OVER 165 million Nigerians, representing 84 per cent of the country’s population, currently need treatment for Neglected Tropical Diseases (NTDs), according to Nigeria’s NTDs Economic Impact Study.
The study which was commissioned by the END Fund and conducted by Deloitte Nigeria, said the Nigerian economy stands to reap $18.9 billion from its citizens and increased productivity if elimination of NTDs is achieved by 2030.
NTDs are diseases that occur mostly in tropical climate and are caused by bacteria, viruses, fungi, parasites and toxins.
According to Drugs for Neglected Diseases Initiative (DNDI), an international, not-for-profit research and development organisation, NTDs “disproportionately affect people who are already vulnerable – whether through poverty, marginalisation, geographic location or living conditions”.
It added that such diseases cause significant suffering, disability, and death.

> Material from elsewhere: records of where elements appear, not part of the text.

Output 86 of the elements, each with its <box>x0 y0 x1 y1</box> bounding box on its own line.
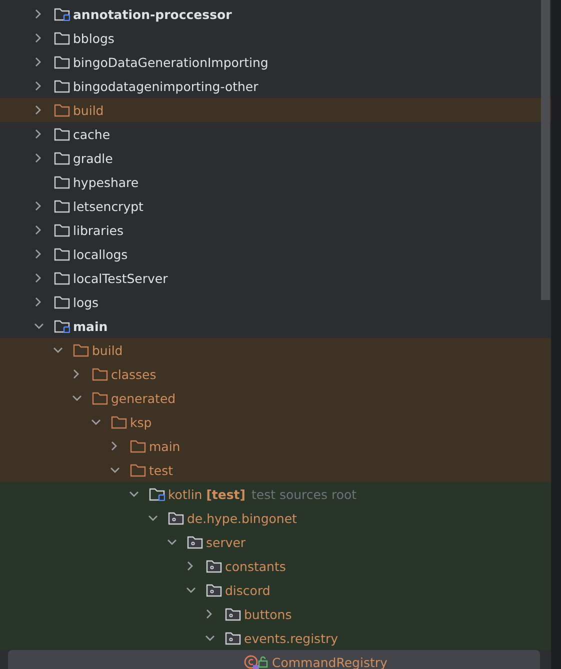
folder-icon <box>54 31 70 45</box>
chevron-down-icon[interactable] <box>72 394 82 402</box>
item-name[interactable]: letsencrypt <box>73 198 144 214</box>
chevron-down-icon[interactable] <box>34 322 44 330</box>
chevron-right-icon[interactable] <box>34 225 42 235</box>
folder-icon <box>92 391 108 405</box>
folder-icon <box>54 127 70 141</box>
package-folder-icon <box>206 559 222 573</box>
item-name[interactable]: discord <box>225 582 270 598</box>
chevron-right-icon[interactable] <box>34 57 42 67</box>
chevron-right-icon[interactable] <box>34 273 42 283</box>
item-name[interactable]: libraries <box>73 222 124 238</box>
chevron-right-icon[interactable] <box>205 609 213 619</box>
item-name[interactable]: generated <box>111 390 176 406</box>
item-name[interactable]: cache <box>73 126 110 142</box>
chevron-down-icon[interactable] <box>110 466 120 474</box>
chevron-down-icon[interactable] <box>53 346 63 354</box>
item-name[interactable]: main <box>149 438 180 454</box>
chevron-right-icon[interactable] <box>34 201 42 211</box>
lock-icon <box>258 656 268 668</box>
module-folder-icon <box>54 319 70 333</box>
package-folder-icon <box>206 583 222 597</box>
folder-icon <box>54 247 70 261</box>
chevron-down-icon[interactable] <box>148 514 158 522</box>
folder-icon <box>54 151 70 165</box>
folder-icon <box>111 415 127 429</box>
item-name[interactable]: buttons <box>244 606 292 622</box>
chevron-right-icon[interactable] <box>34 297 42 307</box>
scrollbar-thumb[interactable] <box>541 0 550 300</box>
item-name[interactable]: hypeshare <box>73 174 139 190</box>
item-name[interactable]: test <box>149 462 174 478</box>
chevron-right-icon[interactable] <box>110 441 118 451</box>
item-hint: test sources root <box>251 486 357 502</box>
folder-icon <box>54 199 70 213</box>
chevron-right-icon[interactable] <box>34 153 42 163</box>
chevron-right-icon[interactable] <box>34 33 42 43</box>
chevron-down-icon[interactable] <box>91 418 101 426</box>
item-name[interactable]: CommandRegistry <box>272 654 388 669</box>
chevron-right-icon[interactable] <box>72 369 80 379</box>
item-name[interactable]: bblogs <box>73 30 114 46</box>
item-name[interactable]: constants <box>225 558 286 574</box>
package-folder-icon <box>168 511 184 525</box>
item-name[interactable]: build <box>73 102 104 118</box>
item-name[interactable]: events.registry <box>244 630 338 646</box>
item-name[interactable]: annotation-proccessor <box>73 6 232 22</box>
folder-icon <box>130 463 146 477</box>
chevron-down-icon[interactable] <box>167 538 177 546</box>
item-name[interactable]: de.hype.bingonet <box>187 510 297 526</box>
module-folder-icon <box>54 7 70 21</box>
item-name[interactable]: main <box>73 318 108 334</box>
folder-icon <box>130 439 146 453</box>
package-folder-icon <box>187 535 203 549</box>
chevron-right-icon[interactable] <box>34 129 42 139</box>
folder-icon <box>54 103 70 117</box>
package-folder-icon <box>225 631 241 645</box>
item-name[interactable]: locallogs <box>73 246 128 262</box>
folder-icon <box>92 367 108 381</box>
item-name[interactable]: server <box>206 534 246 550</box>
chevron-right-icon[interactable] <box>34 249 42 259</box>
chevron-down-icon[interactable] <box>186 586 196 594</box>
item-name[interactable]: bingoDataGenerationImporting <box>73 54 268 70</box>
chevron-down-icon[interactable] <box>205 634 215 642</box>
chevron-right-icon[interactable] <box>34 105 42 115</box>
folder-icon <box>54 175 70 189</box>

Speaking with journalists in Abuja at the 2023 World Neglected Tropical Diseases (NTDs) Day Town Hall Meeting, on Friday, January 27, the END Fund Senior Director of Public Affairs for Africa, Oyetola Oduyemi said the outbreak of COVID-19 in 2020 brought setbacks to the fight against NTDs in Nigeria.
She blamed the country’s population growth and inability to sustain treatments during the early stage of COVID-19 for the increased number of 165 million against 2020 which was about 120 million.
“It was just a free for all and as a result, there was a significant increase in the number of people and that is why at present over 165 million Nigerians in need of treatment for one or more of these diseases”, she said.
Also speaking, National Coordinator of NTDs Elimination Programme, Nse Akpan said there is need to enlighten the populace about the scourge of NTDs.
“People were not given much attention to these diseases because they were believing that most times based on their traditional practices, it is not treatable because they believe it was caused by witchcraft”, he said.
Meanwhile, the Abuja Liason Officer of The Carter Centre, Sarah Pantuvo called on Federal Government to commit resources to the fight against NTDs.
Pantuvo said, “Nigeria doesn’t really have to depend on donor funders. The federal government also has to do a lot towards it. You can’t leave your programme for other people to implement for you as much as they tell.
“You also have to have a commitment of resources through counterpart funding to execute development projects in the country.”